Coca cola is another of the big companies that can serve as an example of Greenwashing. The famous beverage company, with the aim of attracting the most eco-friendly public, launched a product in which it replaces sugar with stevia, a product that is sold in green Coca Cola bottles, and in which the advertising is accompanied by natural elements that gave the brand a more eco-friendly image.
Does this mean that Coca Cola is a sustainable company? The truth is that no. And it is that, despite the fact that the bottles of the well-known product ‘Coca Cola Life’, is a recyclable bottle made up of 30% vegetable fiber, is it a sufficient sign of Coca Cola’s commitment to the environment? The truth is that it is not, despite the fact that green Coca Cola does represent a radical change in attitude in the brand that, of course, is capable of tricking the most conscientious consumers into continuing to buy their products.
The great company Endesa collaborated in COP25, and even today, 40% of Endesa’s park is sustainable. However, its investments to carry out an ecological transition are, for many, actions of distraction, since the company is the most polluting company in our entire country due to the thousands of tons of carbon dioxide it emits in Spain. To give you an idea, about 23% of the country’s industrial emissions come from Endesa. Without a doubt, another example of Greenwash!
Apple is a good example of Greenwashing. The company is green on the outside, but is it green on the inside? The truth is that for some years now, the American company has been committed to the sustainability of its buildings, using renewable energies in many of them. It even bets on the recycling of some mobiles. However, is it really a company that is committed to sustainability? We ask ourselves this question because their mobiles contain coltan (that black metallic mineral) from Africa and because their mobiles are produced so that they become obsolete after several years. So is that sustainability?
The BP logo, its name, in general, the change in its corporate identity , is an example of Greenwashing . In this case, the famous oil and natural gas company contributed by rebranding to capture the attention of its audience.
Many companies opt for these ‘green’ marketing strategies that, as we mentioned before, seek to convey that they are ecological companies, that they sell ecological products and services and that caring for the environment is part of their company culture and philosophy.
The Nestlé company received a complaint alleging that coffee beans are not sustainable, that the production of the company’s multitude of products contributes to the great deforestation that is taking place in West Africa and even that some products such as cocoa he comes from farms where child labor is the order of the day.

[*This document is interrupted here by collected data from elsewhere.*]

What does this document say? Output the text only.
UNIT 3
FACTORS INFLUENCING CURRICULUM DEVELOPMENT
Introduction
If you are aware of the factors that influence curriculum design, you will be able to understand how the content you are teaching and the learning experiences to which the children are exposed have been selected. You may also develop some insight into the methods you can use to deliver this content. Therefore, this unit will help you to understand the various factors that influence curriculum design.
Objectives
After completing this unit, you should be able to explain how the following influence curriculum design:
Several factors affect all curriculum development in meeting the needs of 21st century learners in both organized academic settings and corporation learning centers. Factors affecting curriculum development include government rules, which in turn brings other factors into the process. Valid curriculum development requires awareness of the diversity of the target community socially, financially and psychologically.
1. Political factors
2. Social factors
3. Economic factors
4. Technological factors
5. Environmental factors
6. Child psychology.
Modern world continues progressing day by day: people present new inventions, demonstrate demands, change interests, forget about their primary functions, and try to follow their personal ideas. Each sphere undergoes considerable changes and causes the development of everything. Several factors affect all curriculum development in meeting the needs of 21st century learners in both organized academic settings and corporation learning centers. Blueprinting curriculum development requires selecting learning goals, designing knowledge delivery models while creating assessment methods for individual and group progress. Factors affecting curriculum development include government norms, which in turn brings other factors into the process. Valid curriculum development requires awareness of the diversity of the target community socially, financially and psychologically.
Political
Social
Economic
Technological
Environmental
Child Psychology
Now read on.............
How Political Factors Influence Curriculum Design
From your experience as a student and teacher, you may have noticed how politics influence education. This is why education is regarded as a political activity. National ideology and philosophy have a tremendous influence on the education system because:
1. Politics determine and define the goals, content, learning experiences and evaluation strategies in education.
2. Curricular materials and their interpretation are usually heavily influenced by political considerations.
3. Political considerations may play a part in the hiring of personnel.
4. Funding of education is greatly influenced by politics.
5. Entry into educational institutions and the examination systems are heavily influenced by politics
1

In addition, the company currently only recycles 25% of the capsules worldwide, despite the fact that in 2017 they explained their recycling process and even made a change in their communication strategy by showing advertisements in which they tried to convey social sensitivity. corporate. Are they really sustainable or do they just use propaganda to camouflage their irresponsibility towards the environment when producing the products?
From Investing Press we hope that this article will help you differentiate between an ecologically responsible company and a company that only performs Greenwashing and, above all, to get rid of the idea of carrying out a strategy based on deception.